The engineer has heard a show hundreds of times, and maybe he’s beginning to like a riff a drummer is doing, and won’t even notice that he’s starting to raise that up slightly. They know all the lyrics, so may miss when the vocals aren’t clear,” Burke added.
Touring shows which bring their own sound equipment come with everything deemed appropriate for the tour, Turner said. “When Phantom of the Opera played here – for the fifth time –the head carpenter told me that for the first two versions, it cost a million dollars every time they moved the show. So 25 tractor trailers bring everything they will need because they don’t know whether they will be in Wheeling, WV or The Kennedy Center. This summer’s Phantom of the Opera, South Pacific, White Christmas – not one complaint.”
Turner and Burke aren’t concerned about sound issues for Hamilton, which is heading for the Opera House mid-June, 2018. “Hamilton has one of the finest Broadway sound designers there is, Nevin Steinberg, who did Bright Star and Little Dancer here. Lin-Manuel Miranda comes from a theatre background and uses rap as his diction form in a clear and concise manner. And the way they have staged it, the music will not be overpowering,” Turner said.

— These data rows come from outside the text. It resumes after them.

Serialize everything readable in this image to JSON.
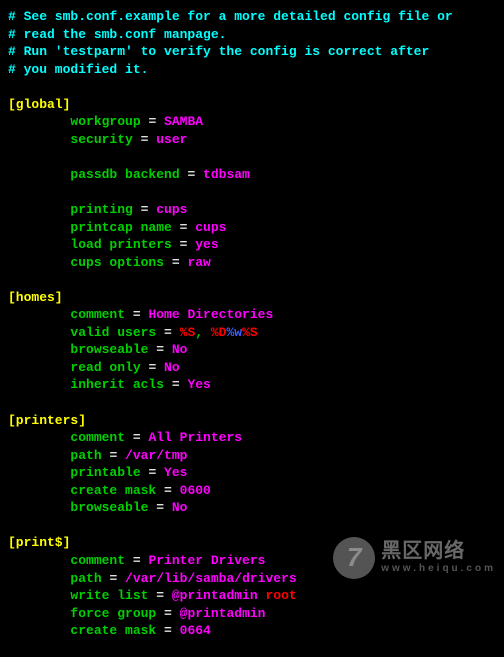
{
  "comments": [
    "# See smb.conf.example for a more detailed config file or",
    "# read the smb.conf manpage.",
    "# Run 'testparm' to verify the config is correct after",
    "# you modified it."
  ],
  "sections": [
    {
      "header": "[global]",
      "entries": [
        {
          "key": "workgroup",
          "value": "SAMBA",
          "class": "magenta"
        },
        {
          "key": "security",
          "value": "user",
          "class": "magenta"
        },
        null,
        {
          "key": "passdb backend",
          "value": "tdbsam",
          "class": "magenta"
        },
        null,
        {
          "key": "printing",
          "value": "cups",
          "class": "magenta"
        },
        {
          "key": "printcap name",
          "value": "cups",
          "class": "magenta"
        },
        {
          "key": "load printers",
          "value": "yes",
          "class": "magenta"
        },
        {
          "key": "cups options",
          "value": "raw",
          "class": "magenta"
        }
      ]
    },
    {
      "header": "[homes]",
      "entries": [
        {
          "key": "comment",
          "value": "Home Directories",
          "class": "magenta"
        },
        {
          "raw_key": "valid users",
          "raw_segments": [
            {
              "t": "%S",
              "c": "red"
            },
            {
              "t": ", ",
              "c": "green"
            },
            {
              "t": "%D",
              "c": "red"
            },
            {
              "t": "%w",
              "c": "blue"
            },
            {
              "t": "%S",
              "c": "red"
            }
          ]
        },
        {
          "key": "browseable",
          "value": "No",
          "class": "magenta"
        },
        {
          "key": "read only",
          "value": "No",
          "class": "magenta"
        },
        {
          "key": "inherit acls",
          "value": "Yes",
          "class": "magenta"
        }
      ]
    },
    {
      "header": "[printers]",
      "entries": [
        {
          "key": "comment",
          "value": "All Printers",
          "class": "magenta"
        },
        {
          "key": "path",
          "value": "/var/tmp",
          "class": "magenta"
        },
        {
          "key": "printable",
          "value": "Yes",
          "class": "magenta"
        },
        {
          "key": "create mask",
          "value": "0600",
          "class": "magenta"
        },
        {
          "key": "browseable",
          "value": "No",
          "class": "magenta"
        }
      ]
    },
    {
      "header": "[print$]",
      "entries": [
        {
          "key": "comment",
          "value": "Printer Drivers",
          "class": "magenta"
        },
        {
          "key": "path",
          "value": "/var/lib/samba/drivers",
          "class": "magenta"
        },
        {
          "raw_key": "write list",
          "raw_segments": [
            {
              "t": "@printadmin",
              "c": "magenta"
            },
            {
              "t": " root",
              "c": "red"
            }
          ]
        },
        {
          "key": "force group",
          "value": "@printadmin",
          "class": "magenta"
        },
        {
          "key": "create mask",
          "value": "0664",
          "class": "magenta"
        }
      ]
    }
  ],
  "indent": "        ",
  "eq": " = ",
  "watermark": {
    "glyph": "7",
    "line1": "黑区网络",
    "line2": "www.heiqu.com"
  }
}
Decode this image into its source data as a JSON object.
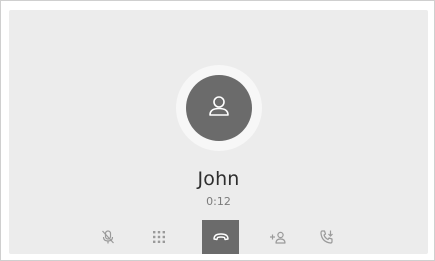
{
  "call": {
    "caller_name": "John",
    "duration": "0:12"
  },
  "icons": {
    "avatar": "person-icon",
    "mute": "microphone-muted-icon",
    "keypad": "keypad-icon",
    "end_call": "hang-up-icon",
    "add_call": "add-person-icon",
    "transfer": "handset-transfer-icon"
  },
  "colors": {
    "screen_background": "#ececec",
    "avatar_background": "#6b6b6b",
    "end_call_background": "#6b6b6b",
    "icon_gray": "#9a9a9a"
  }
}
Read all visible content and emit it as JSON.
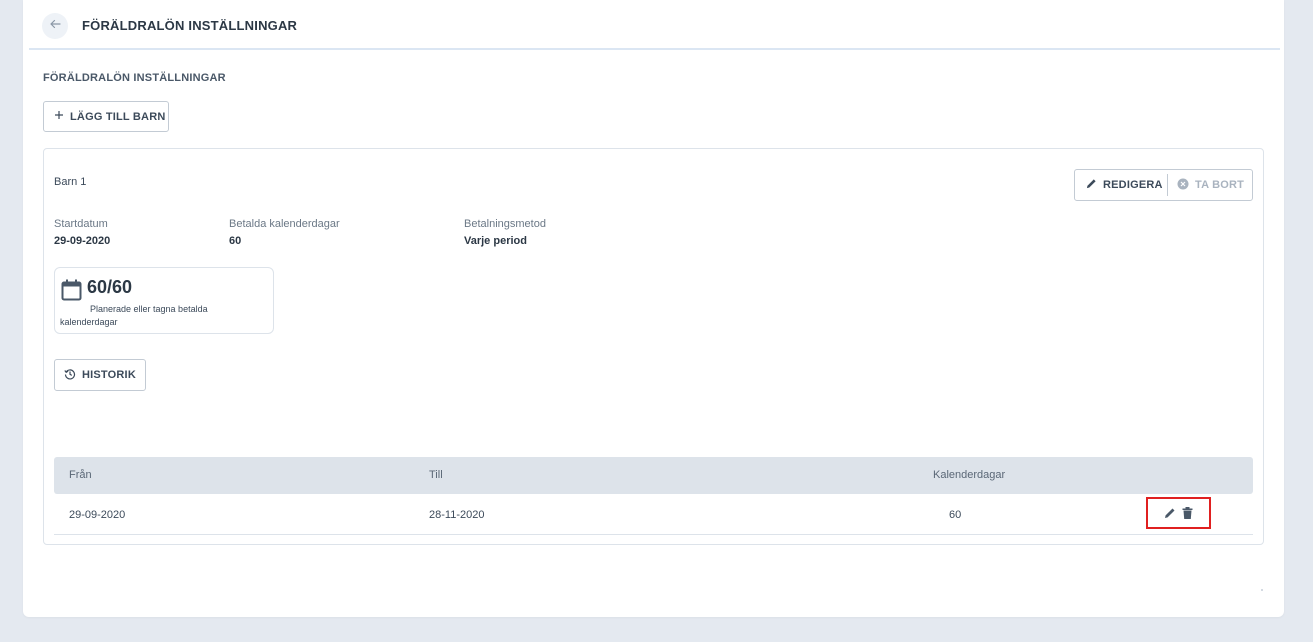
{
  "header": {
    "title": "FÖRÄLDRALÖN INSTÄLLNINGAR",
    "back_icon": "arrow-left-icon"
  },
  "section": {
    "title": "FÖRÄLDRALÖN INSTÄLLNINGAR",
    "add_child_label": "LÄGG TILL BARN"
  },
  "child": {
    "name": "Barn 1",
    "edit_label": "REDIGERA",
    "delete_label": "TA BORT",
    "fields": {
      "start_date_label": "Startdatum",
      "start_date_value": "29-09-2020",
      "paid_days_label": "Betalda kalenderdagar",
      "paid_days_value": "60",
      "payment_method_label": "Betalningsmetod",
      "payment_method_value": "Varje period"
    },
    "stat": {
      "value": "60/60",
      "description": "Planerade eller tagna betalda kalenderdagar"
    },
    "history_label": "HISTORIK",
    "table": {
      "headers": [
        "Från",
        "Till",
        "Kalenderdagar"
      ],
      "rows": [
        {
          "from": "29-09-2020",
          "to": "28-11-2020",
          "days": "60"
        }
      ]
    }
  },
  "colors": {
    "background": "#e4e9f0",
    "table_header": "#dde3ea",
    "highlight": "#e02020",
    "disabled_text": "#a9b3bf"
  }
}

Although there will be no change to the Opera House sound system, the Terrace Theater will get new speaker systems, the Concert Hall will have a larger sound console which makes the operation easier, and there will be a new recording studio, with video capabilities added later.
The HARMAN donation will also have a significant impact on the lighting system in the various Kennedy theatre venues, Turner says. The Kennedy Center will now have the intelligent automated lights once reserved for rock shows, called “moving lights.”
“Up until a couple of years ago, we didn’t buy moving lights because they become obsolete so fast, and every designer wanted a new model. Plus maintenance was significantly higher.
“Now all European companies expect us to have moving lights because the best theatres in Europe have them. Rock and roll show [style] has become the way of the world. We used 50 or 60 of them in The Ring Cycle, American Ballet Theatre, opera companies, and the Symphony, for its pop shows, all want them.”
The new Martin by HARMAN systems, Burke explained, use LEDs instead of traditional lighting, which not only saves energy and money but deepens colors. “The LEDs allow you to get more saturated colors with less lumens so we are able to give very deep saturated blues. They don’t generate much heat, so don’t need fans. We couldn’t use [intense traditional lights] for classical concerts before because the fans were so loud.”
The Kennedy Center anticipates more international shows, which will require the use of moving head lights. “The Expansion Project [the Kennedy Center has raised $150 million so far] will attract more international performers and productions that require dynamic in-house lighting equipment for their shows,” the Center said in a recent press release.
The Expansion Project, due to open in 2018, will feature an outdoor video wall where performances can be simulcast, an outdoor performance space and multi-purpose spaces for the Center’s extensive programming, performance and arts education offerings.